On est tombé du Trampoline…

Il y a quelque temps – en mars 2006, pour être précis –, Antoine Gallimard et Francis Esmenard, respectivement PDG de Gallimard et d’Albin Michel, dans une interview accordée à Paris Match, alertaient l’opinion sur le fait que les petits éditeurs encombraient les rayons des librairies. La phrase, restée célèbre, avait fait sourire certains et fait grincer les dents de bien d’autres.
Aujourd’hui, alors que le Salon du Livre de Paris entame la commercialisation de son édition 2010, on est à même de se demander si ses organisateurs ne trouvent pas là aussi que les petits éditeurs encombrent les allées du Parc des Expositions de Versailles.
Depuis des années, le tarif « Trampoline », réservé aux éditeurs réalisant moins de 500 000 euros de chiffre d’affaires, leur permettait de disposer d’un stand de 9 m2 tout équipé pour la somme de 2 000 euros HT.
Au début du mois d’août, Reeds, le concessionnaire du salon, fait parvenir sa proposition commerciale pour 2010. Et là, stupeur (mais stupeur étouffée par la chaleur estivale) : le tarif « Trampoline » est désormais exclusivement réservé aux primo exposants. Pour pouvoir bénéficier d’un stand équivalent, un petit éditeur ayant déjà participé au Salon doit dorénavant débourser plus de 4 300 euros HT, si l’on intègre au tarif de base toutes les « options » – obligatoires (assurance, inscription, compteur électrique, etc.)… Stupeur, indignation, grogne.
Lundi 7 septembre 2009 : une réunion au siège du Syndicat national de l’Édition (SNE), initiée par Reed, a lieu en présence d’une cinquantaine d’éditeurs et de l’équipe du Salon du Livre au grand complet. Là, M. Morisset, le commissaire du Salon, nous explique qu’il a décidé « d’accompagner davantage la petite édition » et que la suppression du tarif « Trampoline » pour les éditeurs ayant déjà exposé vise à simplifier l’offre commerciale.
Pourquoi cette augmentation ? Nulle réponse ne viendra éclairer notre lanterne. Pourtant, il apparaît évident qu’en doublant le tarif des « petits » stands (il est à noter que le tarif des autres n’a, lui, pas évolué), le Salon du Livre risque très vite de se délester des petits éditeurs incapables de suivre cette inflation.
Depuis quelque temps se murmure que certains aimeraient bien voir le Salon retrouver le cadre prestigieux du Grand Palais. Hélas, le mètre carré y est plus rare qu’à la Porte de Versailles et tout le monde ne pourra être de la fête, comme le confirmait dans un entretien à Livres Hebdo en février 2009 Serge Eyrolles président du SNE : « Si on retire les stands marginaux, on peut peut-être y tenir. »

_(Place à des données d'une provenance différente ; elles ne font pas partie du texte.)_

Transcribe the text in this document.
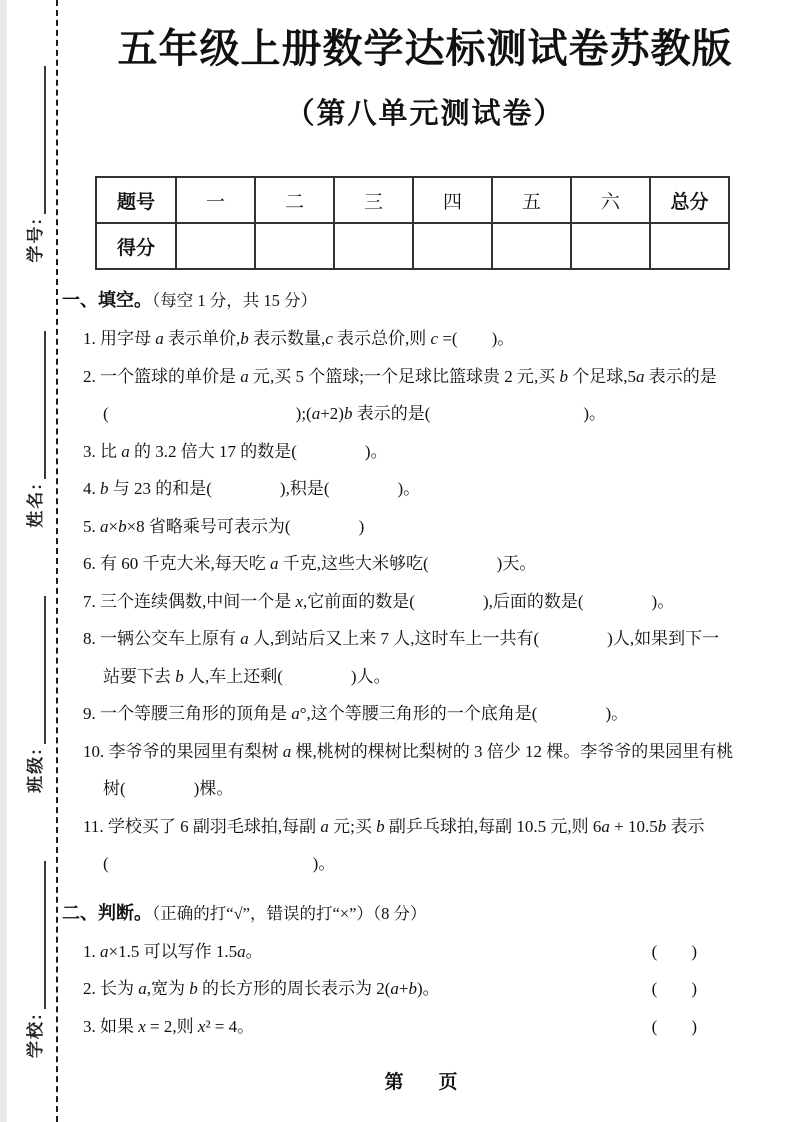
学校:
班级:
姓名:
学号:
五年级上册数学达标测试卷苏教版
（第八单元测试卷）
题号	一	二	三	四	五	六	总分
得分							
一、填空。（每空 1 分，共 15 分）
1. 用字母 a 表示单价,b 表示数量,c 表示总价,则 c =(　　)。
2. 一个篮球的单价是 a 元,买 5 个篮球;一个足球比篮球贵 2 元,买 b 个足球,5a 表示的是
(　　　　　　　　　　　);(a+2)b 表示的是(　　　　　　　　　)。
3. 比 a 的 3.2 倍大 17 的数是(　　　　)。
4. b 与 23 的和是(　　　　),积是(　　　　)。
5. a×b×8 省略乘号可表示为(　　　　)
6. 有 60 千克大米,每天吃 a 千克,这些大米够吃(　　　　)天。
7. 三个连续偶数,中间一个是 x,它前面的数是(　　　　),后面的数是(　　　　)。
8. 一辆公交车上原有 a 人,到站后又上来 7 人,这时车上一共有(　　　　)人,如果到下一
站要下去 b 人,车上还剩(　　　　)人。
9. 一个等腰三角形的顶角是 a°,这个等腰三角形的一个底角是(　　　　)。
10. 李爷爷的果园里有梨树 a 棵,桃树的棵树比梨树的 3 倍少 12 棵。李爷爷的果园里有桃
树(　　　　)棵。
11. 学校买了 6 副羽毛球拍,每副 a 元;买 b 副乒乓球拍,每副 10.5 元,则 6a + 10.5b 表示
(　　　　　　　　　　　　)。
二、判断。（正确的打“√”，错误的打“×”）（8 分）
1. a×1.5 可以写作 1.5a。	(　　)
2. 长为 a,宽为 b 的长方形的周长表示为 2(a+b)。	(　　)
3. 如果 x = 2,则 x² = 4。	(　　)
第　页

Lundi 20 septembre, Reed a mis au point une nouvelle grille tarifaire destinée aux petits éditeurs, en proposant le stand de 9 m2 à 3 519 €, ce qui « limite » la hausse à 1 519 €. Seulement…
Inutile de rappeler que le Salon du Livre est pour tous les éditeurs – petits et gros – le moyen de nouer de nouveaux contacts avec lecteurs, libraires, bibliothécaires, journalistes…
La majoration de 75 % du stand « Trampoline » est-elle justifiée par le choix d’« accompagner davantage la petite édition », pour reprendre les mots du commissaire du Salon ? Reste à savoir vers où. Vers la sortie ?

Valérie Millet, directrice des éditions du Sonneur
Laurent Seminel, directeur de Menu Fretin.